The Civil Lawsuit and Settlement
For Robert’s widow, Kathy Wone, the acquittal was devastating. She had already filed a wrongful death lawsuit in 2008 against Price, Zaborski, and Ward, alleging they knew far more than they admitted.
Civil court required only that it be more likely than not that the men concealed or contributed to Robert’s death. The case drew out details hidden in the criminal trial. Attorneys emphasized the needle marks, missing knife, and evidence of staging. When questioned, the defendants invoked the Fifth Amendment again and again.
With reputations and finances at stake, the pressure grew. In August 2011, just before the trial was set to begin, the parties reached a confidential settlement. The terms were never disclosed, and the defendants admitted no wrongdoing.
Even so, the lawsuit left behind a thick public record: depositions, filings, and investigative reports that laid bare the contradictions. Yet the central question who killed Robert Wone remained unanswered.
Theories and Unanswered Questions
Nearly every theory has been considered, and none fully explain the facts.
The intruder story was the housemates’ defense from the start, but with no forced entry, no stolen valuables, and no trace of anyone else, police dismissed it.
Some have suggested accidental death during sexual activity, with panic leading to a cover-up. Friends of Robert reject this idea, describing him as private, committed to his marriage, and not the type to engage in risky experimentation.
The chemical incapacitation theory carries weight. Needle marks with no medical explanation, no defensive wounds, and clean, precise stabs all fit with the use of a paralytic drug that wasn’t tested for in 2006.
The possibility of a sexual element lingers too. Semen was found, restraints and manuals were discovered in Ward’s room, but no charges of assault were ever filed. Whether these details connect to Robert’s death or not is still unknown.
The most widely accepted theory among investigators is that the three men coordinated a cover-up. Their stories matched too closely, the crime scene appeared staged, and evidence may have been destroyed in those crucial minutes before the 911 call. Judge Leibovitz herself said it was likely they knew more. Still, without direct forensic proof, prosecutors could not pursue murder charges.
Aftermath
After the acquittal, Price, Zaborski, and Ward withdrew from public life. The Swann Street townhouse was eventually sold in 2019. Price moved to Florida and resumed practicing law.

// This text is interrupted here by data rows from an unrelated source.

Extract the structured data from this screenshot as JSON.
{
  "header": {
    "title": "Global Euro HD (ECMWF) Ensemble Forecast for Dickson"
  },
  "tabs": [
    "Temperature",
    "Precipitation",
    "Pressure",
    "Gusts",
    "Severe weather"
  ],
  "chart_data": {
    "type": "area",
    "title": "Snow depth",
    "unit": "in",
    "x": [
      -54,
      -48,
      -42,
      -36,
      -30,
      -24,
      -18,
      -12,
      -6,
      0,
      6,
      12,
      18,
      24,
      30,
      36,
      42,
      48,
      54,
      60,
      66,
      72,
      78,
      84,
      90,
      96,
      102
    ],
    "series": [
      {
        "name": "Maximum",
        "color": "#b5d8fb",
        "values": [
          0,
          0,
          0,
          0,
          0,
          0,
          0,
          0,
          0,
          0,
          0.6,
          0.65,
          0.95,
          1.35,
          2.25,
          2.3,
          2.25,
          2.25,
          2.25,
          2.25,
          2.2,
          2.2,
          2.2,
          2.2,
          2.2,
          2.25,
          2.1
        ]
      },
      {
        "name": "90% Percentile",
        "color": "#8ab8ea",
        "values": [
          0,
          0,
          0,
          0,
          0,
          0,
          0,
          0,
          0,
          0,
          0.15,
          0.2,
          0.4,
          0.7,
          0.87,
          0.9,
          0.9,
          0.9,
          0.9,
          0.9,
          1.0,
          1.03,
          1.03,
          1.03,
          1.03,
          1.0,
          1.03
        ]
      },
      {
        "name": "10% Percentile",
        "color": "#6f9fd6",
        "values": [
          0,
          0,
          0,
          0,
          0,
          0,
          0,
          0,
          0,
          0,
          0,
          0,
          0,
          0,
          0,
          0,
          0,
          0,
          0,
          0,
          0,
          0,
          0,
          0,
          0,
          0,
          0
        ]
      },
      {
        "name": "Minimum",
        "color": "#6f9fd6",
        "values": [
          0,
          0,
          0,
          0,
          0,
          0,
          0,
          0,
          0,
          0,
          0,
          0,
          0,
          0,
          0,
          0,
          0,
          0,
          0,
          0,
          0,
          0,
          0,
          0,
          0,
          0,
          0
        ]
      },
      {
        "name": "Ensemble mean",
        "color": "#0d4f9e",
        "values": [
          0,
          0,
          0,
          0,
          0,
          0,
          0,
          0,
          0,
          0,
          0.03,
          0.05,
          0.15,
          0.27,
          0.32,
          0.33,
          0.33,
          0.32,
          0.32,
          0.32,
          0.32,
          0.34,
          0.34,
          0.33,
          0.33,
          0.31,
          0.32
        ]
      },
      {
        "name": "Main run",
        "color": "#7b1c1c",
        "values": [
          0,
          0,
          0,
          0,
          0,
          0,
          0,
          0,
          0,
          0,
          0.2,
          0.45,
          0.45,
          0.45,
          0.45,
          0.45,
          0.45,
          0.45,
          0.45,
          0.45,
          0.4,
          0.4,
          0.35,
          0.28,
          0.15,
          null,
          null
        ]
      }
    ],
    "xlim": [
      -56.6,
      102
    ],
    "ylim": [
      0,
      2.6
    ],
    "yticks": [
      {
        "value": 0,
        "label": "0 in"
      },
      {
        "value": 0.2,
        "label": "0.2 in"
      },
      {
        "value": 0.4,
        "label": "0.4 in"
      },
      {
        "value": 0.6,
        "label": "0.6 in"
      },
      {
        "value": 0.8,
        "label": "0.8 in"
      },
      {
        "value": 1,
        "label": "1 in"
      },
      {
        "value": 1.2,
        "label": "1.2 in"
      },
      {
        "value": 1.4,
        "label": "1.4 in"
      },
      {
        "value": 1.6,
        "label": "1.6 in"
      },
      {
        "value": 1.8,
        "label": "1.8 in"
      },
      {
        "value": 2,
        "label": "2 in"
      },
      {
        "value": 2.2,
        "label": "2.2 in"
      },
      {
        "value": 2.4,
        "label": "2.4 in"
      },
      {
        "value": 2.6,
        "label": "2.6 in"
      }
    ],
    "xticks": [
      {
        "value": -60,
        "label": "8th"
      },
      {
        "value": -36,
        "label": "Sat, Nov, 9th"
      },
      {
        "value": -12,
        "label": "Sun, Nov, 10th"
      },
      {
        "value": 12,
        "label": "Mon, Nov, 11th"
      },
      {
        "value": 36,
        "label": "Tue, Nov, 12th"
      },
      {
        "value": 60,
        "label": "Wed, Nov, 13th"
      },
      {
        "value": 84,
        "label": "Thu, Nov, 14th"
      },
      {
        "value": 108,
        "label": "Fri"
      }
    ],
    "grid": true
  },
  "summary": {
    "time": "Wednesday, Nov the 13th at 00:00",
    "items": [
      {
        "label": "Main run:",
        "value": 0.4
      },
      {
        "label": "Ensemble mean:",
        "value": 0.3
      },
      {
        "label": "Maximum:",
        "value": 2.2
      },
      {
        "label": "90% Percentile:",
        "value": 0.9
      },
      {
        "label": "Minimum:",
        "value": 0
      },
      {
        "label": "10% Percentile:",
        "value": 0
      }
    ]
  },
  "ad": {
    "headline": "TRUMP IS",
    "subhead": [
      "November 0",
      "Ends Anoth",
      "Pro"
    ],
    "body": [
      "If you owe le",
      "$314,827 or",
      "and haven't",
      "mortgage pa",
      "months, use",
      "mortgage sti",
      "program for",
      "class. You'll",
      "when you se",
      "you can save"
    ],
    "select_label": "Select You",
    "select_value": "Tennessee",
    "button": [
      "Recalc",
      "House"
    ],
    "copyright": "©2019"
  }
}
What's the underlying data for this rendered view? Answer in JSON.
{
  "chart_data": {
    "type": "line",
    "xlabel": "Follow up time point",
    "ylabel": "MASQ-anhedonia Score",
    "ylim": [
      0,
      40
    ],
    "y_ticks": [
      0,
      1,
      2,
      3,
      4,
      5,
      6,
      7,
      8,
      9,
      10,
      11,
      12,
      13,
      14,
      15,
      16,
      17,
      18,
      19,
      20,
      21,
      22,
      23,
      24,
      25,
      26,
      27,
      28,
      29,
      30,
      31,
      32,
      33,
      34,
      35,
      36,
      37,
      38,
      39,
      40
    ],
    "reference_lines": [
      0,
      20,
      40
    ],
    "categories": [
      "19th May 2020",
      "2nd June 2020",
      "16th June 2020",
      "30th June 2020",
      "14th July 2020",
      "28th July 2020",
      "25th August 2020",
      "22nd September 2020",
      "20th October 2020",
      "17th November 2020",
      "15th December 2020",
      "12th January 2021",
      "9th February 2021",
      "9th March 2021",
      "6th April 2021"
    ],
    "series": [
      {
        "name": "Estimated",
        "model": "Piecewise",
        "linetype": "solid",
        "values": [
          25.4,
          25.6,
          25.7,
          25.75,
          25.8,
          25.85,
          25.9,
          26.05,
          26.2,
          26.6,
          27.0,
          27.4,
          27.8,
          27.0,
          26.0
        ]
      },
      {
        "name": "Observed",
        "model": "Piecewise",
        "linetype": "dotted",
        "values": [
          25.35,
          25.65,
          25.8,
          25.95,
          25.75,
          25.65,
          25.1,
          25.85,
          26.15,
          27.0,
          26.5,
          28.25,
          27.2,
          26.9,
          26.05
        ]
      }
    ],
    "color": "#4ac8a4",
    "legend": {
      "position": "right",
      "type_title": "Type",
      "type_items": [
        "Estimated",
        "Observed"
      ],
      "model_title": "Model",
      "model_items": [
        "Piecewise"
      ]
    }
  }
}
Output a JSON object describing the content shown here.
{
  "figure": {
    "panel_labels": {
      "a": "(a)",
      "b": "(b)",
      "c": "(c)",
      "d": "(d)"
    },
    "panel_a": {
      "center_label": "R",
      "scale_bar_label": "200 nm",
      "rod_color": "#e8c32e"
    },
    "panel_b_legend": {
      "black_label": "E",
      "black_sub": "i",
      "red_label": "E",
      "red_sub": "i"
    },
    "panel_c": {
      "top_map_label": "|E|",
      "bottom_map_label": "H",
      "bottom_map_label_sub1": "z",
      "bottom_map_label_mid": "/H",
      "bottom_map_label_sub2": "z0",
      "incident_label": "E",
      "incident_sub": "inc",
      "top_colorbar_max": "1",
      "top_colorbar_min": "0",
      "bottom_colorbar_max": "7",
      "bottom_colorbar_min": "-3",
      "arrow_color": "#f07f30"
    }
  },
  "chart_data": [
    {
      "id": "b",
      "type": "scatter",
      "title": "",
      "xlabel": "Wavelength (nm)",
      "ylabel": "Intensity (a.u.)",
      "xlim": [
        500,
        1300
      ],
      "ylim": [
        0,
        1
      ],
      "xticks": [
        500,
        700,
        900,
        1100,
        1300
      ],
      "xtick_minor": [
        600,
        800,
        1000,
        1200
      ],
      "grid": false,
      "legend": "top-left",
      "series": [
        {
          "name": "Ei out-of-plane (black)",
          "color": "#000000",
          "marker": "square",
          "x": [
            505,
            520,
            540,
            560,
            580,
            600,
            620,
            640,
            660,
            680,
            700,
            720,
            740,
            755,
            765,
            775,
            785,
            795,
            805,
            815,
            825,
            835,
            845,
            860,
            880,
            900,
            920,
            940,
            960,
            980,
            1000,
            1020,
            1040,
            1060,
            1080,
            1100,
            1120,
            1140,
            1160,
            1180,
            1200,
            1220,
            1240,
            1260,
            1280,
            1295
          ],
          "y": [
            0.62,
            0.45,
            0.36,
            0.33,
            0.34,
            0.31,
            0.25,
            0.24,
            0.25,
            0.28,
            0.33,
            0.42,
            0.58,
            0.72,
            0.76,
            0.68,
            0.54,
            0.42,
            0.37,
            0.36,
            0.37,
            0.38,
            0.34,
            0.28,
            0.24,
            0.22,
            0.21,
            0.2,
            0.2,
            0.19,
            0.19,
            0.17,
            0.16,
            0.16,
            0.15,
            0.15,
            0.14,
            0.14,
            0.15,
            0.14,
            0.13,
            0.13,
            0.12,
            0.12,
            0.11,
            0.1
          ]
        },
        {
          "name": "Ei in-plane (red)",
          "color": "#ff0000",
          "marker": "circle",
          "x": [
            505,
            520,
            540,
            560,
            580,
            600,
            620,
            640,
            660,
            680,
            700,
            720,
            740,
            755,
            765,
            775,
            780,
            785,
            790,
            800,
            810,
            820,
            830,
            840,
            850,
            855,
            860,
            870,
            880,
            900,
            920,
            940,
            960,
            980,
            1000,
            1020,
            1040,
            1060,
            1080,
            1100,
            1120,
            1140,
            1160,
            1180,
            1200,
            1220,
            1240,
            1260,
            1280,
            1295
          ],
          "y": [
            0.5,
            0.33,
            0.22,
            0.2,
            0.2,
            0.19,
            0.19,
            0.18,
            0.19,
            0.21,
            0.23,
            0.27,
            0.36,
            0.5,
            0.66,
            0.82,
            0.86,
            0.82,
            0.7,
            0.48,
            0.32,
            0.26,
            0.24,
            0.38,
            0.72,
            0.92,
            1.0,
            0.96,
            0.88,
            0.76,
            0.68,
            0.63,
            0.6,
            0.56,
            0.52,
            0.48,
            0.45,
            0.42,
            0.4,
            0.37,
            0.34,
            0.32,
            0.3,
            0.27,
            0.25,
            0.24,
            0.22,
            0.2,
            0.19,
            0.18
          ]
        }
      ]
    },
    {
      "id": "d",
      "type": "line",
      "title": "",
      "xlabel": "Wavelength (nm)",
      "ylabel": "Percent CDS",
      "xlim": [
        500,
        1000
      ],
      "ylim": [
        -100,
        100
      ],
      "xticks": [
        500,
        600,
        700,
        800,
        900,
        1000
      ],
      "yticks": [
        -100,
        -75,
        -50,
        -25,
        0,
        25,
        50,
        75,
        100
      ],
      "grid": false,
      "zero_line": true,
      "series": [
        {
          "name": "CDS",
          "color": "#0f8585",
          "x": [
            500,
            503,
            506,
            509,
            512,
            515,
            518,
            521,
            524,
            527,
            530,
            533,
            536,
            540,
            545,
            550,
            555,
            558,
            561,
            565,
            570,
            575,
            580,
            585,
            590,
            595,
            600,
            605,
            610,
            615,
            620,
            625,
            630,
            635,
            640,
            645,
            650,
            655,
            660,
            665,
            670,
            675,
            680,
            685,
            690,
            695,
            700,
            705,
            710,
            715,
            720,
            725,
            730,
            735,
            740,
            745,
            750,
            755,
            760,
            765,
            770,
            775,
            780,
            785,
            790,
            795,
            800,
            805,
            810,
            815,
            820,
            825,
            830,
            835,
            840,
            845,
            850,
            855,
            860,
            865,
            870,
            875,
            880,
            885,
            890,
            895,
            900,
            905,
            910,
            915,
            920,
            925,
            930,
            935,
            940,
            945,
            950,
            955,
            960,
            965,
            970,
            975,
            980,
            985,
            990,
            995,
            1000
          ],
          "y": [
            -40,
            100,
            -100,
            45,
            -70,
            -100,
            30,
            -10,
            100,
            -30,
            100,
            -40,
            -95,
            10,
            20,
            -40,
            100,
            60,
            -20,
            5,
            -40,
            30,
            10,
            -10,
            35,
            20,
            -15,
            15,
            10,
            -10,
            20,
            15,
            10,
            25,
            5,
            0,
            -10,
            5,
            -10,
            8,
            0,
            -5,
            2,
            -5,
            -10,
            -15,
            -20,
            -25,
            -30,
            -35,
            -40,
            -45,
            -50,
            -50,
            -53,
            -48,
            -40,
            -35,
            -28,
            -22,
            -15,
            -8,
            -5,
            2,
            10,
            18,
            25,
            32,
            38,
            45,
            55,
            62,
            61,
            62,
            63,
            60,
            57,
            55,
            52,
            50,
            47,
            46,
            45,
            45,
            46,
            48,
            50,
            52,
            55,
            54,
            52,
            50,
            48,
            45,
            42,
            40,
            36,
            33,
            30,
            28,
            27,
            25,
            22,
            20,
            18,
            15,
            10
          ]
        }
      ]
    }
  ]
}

Zaborski and Ward relocated to Miami, where they opened a business together. None of the three has spoken publicly about the case.
Kathy Wone, meanwhile, turned her grief into advocacy. She co-founded the Robert E. Wone Foundation for Justice, which supports forensic science improvements and pushes for better methods to detect chemical incapacitation and staged crime scenes.
The case remains open with D.C. police. For years, detectives have re-tested evidence and re-interviewed witnesses, but no new leads have emerged.
Media coverage has kept the case alive from Dateline NBC to true-crime podcasts and documentaries. It has become a symbol of how much can go wrong when evidence is ambiguous or destroyed, and when suspicion outweighs proof.
Judge Leibovitz’s words from 2010 still define it: “It is very probable the defendants know more than they are saying. But probability is not proof.”
Nearly two decades later, the murder of Robert Wone remains unsolved a locked house, three witnesses, and no answers.